Excess water invoices will start being sent to Christchurch’s highest water users from this week.
Invoices are being sent out to the small proportion of households in the district who use, on average, more than 700 litres of water a day. Those high water users will pay a fixed rate of $1.35 for every 1000 litres they use over the 700 litre a day limit.
Households who fall into the high use category are not charged until their bill tops $25 – which equates to average use of approximately 900 litres a day.
“The main reason for bringing in these charges is to help reduce the high demand on our water supply and infrastructure over the peak summer months, because we know that a lot of the city’s water use is driven by leaks, gardening and irrigation,” says General Manager Resources and Chief Financial Officer Leah Scales.
Currently the average use for single residential dwellings is 470 litres a day – 79% of households account for 47% of our total water use and won’t receive a bill. This means 21% of households are using 53% of the water, and 4% of those are using 23% of the total water use.

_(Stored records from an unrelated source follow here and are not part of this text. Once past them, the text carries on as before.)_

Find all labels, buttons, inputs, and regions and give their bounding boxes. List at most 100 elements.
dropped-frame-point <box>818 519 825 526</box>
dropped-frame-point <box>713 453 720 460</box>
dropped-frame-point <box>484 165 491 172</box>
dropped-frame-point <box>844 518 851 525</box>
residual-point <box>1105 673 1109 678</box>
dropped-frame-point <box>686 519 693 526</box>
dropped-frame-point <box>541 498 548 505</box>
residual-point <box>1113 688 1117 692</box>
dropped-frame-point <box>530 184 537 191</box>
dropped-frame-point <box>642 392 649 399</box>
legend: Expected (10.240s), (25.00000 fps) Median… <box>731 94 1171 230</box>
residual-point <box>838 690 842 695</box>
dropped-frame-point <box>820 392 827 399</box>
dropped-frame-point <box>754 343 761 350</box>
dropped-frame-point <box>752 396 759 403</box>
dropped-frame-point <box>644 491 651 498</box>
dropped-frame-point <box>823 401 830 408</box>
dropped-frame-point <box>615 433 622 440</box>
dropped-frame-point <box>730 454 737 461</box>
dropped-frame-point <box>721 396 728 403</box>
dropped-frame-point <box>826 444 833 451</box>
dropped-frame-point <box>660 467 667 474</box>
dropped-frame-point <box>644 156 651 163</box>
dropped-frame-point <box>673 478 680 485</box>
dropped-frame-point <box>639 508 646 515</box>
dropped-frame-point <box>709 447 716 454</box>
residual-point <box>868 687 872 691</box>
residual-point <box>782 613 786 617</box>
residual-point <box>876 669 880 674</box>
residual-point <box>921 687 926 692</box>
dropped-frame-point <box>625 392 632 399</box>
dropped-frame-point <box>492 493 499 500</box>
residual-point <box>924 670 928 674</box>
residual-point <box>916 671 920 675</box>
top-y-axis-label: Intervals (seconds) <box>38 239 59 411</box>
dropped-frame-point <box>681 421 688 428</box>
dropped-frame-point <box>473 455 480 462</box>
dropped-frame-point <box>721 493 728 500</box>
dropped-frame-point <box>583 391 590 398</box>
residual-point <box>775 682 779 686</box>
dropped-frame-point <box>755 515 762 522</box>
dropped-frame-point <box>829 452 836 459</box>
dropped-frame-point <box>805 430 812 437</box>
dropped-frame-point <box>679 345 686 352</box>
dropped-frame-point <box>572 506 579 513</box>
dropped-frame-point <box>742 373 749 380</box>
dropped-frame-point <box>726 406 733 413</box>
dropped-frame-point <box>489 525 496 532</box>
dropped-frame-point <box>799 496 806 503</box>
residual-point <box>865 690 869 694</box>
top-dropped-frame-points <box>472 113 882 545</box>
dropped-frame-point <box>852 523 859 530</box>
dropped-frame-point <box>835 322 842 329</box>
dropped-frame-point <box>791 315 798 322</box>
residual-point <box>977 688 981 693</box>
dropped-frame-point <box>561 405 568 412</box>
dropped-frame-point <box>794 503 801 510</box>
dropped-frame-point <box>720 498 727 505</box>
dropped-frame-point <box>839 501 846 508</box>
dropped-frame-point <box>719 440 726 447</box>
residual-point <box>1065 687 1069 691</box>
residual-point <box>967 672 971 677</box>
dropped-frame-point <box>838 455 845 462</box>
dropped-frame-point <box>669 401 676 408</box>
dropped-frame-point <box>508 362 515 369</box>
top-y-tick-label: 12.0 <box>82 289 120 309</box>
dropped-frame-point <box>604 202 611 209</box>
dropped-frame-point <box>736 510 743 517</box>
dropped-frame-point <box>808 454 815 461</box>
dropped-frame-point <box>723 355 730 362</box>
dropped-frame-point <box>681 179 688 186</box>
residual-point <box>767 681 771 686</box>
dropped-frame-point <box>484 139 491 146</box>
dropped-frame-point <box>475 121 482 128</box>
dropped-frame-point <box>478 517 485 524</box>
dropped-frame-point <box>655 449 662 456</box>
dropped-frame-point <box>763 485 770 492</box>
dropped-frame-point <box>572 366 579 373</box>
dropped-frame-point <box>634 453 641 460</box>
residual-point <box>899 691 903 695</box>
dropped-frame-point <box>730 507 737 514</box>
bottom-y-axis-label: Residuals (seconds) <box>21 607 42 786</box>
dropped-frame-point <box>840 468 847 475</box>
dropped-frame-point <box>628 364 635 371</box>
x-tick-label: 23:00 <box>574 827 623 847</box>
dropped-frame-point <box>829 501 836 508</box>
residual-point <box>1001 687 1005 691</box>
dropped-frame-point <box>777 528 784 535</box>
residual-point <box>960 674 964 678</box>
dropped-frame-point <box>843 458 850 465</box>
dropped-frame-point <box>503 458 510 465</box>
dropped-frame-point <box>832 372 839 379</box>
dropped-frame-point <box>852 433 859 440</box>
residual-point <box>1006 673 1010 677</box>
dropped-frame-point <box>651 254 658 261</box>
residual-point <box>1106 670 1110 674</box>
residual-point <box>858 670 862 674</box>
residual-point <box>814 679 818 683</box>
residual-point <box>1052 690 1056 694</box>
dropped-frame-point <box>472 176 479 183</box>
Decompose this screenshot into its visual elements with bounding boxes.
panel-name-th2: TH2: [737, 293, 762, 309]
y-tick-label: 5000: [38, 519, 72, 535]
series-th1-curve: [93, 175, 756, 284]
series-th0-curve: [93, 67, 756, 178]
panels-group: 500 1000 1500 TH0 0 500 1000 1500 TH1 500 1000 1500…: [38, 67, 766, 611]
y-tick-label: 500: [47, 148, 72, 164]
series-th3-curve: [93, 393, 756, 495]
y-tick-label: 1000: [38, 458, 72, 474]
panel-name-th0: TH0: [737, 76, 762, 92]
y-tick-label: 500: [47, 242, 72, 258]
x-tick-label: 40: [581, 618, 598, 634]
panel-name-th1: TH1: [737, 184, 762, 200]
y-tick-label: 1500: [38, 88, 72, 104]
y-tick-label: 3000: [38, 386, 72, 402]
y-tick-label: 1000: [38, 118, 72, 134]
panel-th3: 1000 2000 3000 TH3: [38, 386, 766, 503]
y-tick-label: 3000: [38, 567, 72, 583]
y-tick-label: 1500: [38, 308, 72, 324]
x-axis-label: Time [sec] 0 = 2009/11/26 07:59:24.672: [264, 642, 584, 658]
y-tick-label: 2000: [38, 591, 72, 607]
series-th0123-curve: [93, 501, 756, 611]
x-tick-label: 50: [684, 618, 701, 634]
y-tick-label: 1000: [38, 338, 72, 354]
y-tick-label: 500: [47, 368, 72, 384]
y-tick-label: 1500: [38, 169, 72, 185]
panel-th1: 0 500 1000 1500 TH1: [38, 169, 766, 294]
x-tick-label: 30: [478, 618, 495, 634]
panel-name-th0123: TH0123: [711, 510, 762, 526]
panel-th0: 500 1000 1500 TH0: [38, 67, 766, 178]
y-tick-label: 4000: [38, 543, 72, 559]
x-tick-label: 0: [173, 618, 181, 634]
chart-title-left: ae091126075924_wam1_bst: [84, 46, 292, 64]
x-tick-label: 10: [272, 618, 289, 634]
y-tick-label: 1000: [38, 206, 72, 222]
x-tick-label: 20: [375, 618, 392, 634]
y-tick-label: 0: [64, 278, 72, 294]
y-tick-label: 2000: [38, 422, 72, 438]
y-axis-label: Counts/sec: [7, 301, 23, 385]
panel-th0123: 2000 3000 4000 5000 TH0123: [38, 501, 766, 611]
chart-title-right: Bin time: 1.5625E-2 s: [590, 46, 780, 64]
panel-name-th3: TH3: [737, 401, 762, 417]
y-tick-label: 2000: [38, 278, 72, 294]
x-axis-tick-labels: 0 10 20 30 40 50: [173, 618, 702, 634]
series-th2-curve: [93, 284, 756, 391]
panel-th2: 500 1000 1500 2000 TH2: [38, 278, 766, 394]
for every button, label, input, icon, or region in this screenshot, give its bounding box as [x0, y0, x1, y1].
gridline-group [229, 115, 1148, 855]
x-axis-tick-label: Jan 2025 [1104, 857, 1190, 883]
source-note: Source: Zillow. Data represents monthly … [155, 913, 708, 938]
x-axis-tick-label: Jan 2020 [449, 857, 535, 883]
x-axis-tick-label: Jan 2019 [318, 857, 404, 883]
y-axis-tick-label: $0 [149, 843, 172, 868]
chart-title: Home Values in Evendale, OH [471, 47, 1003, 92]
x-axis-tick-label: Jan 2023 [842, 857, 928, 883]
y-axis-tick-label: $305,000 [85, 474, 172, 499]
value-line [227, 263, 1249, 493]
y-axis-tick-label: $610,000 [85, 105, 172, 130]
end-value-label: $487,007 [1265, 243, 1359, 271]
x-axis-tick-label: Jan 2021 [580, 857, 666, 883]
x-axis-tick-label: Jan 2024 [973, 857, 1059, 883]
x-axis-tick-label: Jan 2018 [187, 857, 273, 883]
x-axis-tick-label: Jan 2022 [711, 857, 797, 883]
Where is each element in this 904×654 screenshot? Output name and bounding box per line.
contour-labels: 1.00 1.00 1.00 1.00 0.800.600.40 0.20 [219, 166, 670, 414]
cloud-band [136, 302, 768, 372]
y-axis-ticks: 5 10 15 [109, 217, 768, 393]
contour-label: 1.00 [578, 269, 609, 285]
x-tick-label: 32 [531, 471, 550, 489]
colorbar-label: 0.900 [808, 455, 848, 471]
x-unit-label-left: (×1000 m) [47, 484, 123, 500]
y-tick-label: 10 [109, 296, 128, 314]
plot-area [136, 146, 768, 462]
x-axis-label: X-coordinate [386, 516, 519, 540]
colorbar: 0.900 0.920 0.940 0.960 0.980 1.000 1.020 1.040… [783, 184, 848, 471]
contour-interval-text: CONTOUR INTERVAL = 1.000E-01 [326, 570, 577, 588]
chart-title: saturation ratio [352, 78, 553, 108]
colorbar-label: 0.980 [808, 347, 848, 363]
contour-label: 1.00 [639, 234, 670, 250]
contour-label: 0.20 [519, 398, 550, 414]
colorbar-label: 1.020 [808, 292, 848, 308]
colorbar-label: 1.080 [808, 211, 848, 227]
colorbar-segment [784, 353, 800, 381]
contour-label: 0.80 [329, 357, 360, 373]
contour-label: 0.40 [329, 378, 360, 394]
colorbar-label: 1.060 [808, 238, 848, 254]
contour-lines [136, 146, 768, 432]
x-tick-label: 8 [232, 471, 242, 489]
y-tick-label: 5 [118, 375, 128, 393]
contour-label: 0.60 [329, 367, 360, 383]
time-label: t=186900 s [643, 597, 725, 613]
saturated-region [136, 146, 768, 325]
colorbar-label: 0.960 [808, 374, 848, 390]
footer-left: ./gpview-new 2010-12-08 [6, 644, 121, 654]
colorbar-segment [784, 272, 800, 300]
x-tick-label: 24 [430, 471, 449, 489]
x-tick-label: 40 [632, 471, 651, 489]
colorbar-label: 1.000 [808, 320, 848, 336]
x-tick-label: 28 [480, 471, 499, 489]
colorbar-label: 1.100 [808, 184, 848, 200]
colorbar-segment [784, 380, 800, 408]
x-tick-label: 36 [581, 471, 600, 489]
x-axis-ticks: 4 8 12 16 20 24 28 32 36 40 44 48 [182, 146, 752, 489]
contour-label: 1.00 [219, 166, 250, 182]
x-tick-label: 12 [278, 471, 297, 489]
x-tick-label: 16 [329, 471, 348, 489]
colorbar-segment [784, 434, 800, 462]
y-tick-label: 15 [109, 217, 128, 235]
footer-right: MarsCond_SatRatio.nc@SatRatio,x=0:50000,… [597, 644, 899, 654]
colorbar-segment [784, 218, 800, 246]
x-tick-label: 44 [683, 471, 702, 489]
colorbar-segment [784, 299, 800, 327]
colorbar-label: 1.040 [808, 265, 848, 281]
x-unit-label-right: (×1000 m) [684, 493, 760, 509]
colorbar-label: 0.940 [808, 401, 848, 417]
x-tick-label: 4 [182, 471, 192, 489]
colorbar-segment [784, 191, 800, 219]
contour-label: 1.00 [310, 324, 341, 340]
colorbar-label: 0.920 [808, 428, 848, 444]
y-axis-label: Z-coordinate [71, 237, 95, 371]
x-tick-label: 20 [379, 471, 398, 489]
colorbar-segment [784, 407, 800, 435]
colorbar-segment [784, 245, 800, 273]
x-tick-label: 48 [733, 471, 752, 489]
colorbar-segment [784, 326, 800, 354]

It is these high water users that the excess water use rate is targeting.
“Since we started signalling these charges were coming, we’ve already seen a drop of more than 10 per cent which is absolutely fantastic,” Mrs Scales says.
“We’ve also heard stories from a number of residents who’ve discovered and then fixed leaks. Some of the leaks were resulting in hundreds of thousands of litres of water being wasted each week, and were also causing damage to people’s properties.”
“If we can keep use down, it will mean in the longer term we won’t need to continue spending money expanding our network, and we will improve the sustainability of our supply.”
Ahead of the invoices going out, we’ve answered some of the most commonly asked questions about the excess water use targeted rate, including why it’s been introduced, and the community conversations we’ve had showing support for its introduction.
“One question that’s coming up a lot at the moment is a concern that shared meters are not being charged,” says Ms Scales.
“In general, households sharing a water meter are low to average water users because the majority are smaller properties within multi-unit developments with very compact or shared gardens.”
Mrs Scales says that data for the first billing period shows there are only 193 properties out of more than 25,000 on a shared meter that are deemed high water users, and would be eligible for a water bill. That is less than 1% of the total households.
“Shared meters are also read quarterly and where the water use is much higher than expected for the number of households, we’re going to contact the property owners to ask them to investigate and fix any leaks.”
Over time these shared meters will be replaced by individual meters, with the priority being set by water use.
“We really want to encourage anyone who is surprised by the amount of water they’re using to check for leaks or just think about ways to make small changes. For example, something as simple as using handheld hoses instead of sprinklers can result in big reductions in water use.”
Remission applications are also open for eligible households. Find out more about the criteria for remissions, what evidence is required and make an application on the Council website.
Payments can easily be made online or in person. There is no surcharge for online credit card payments.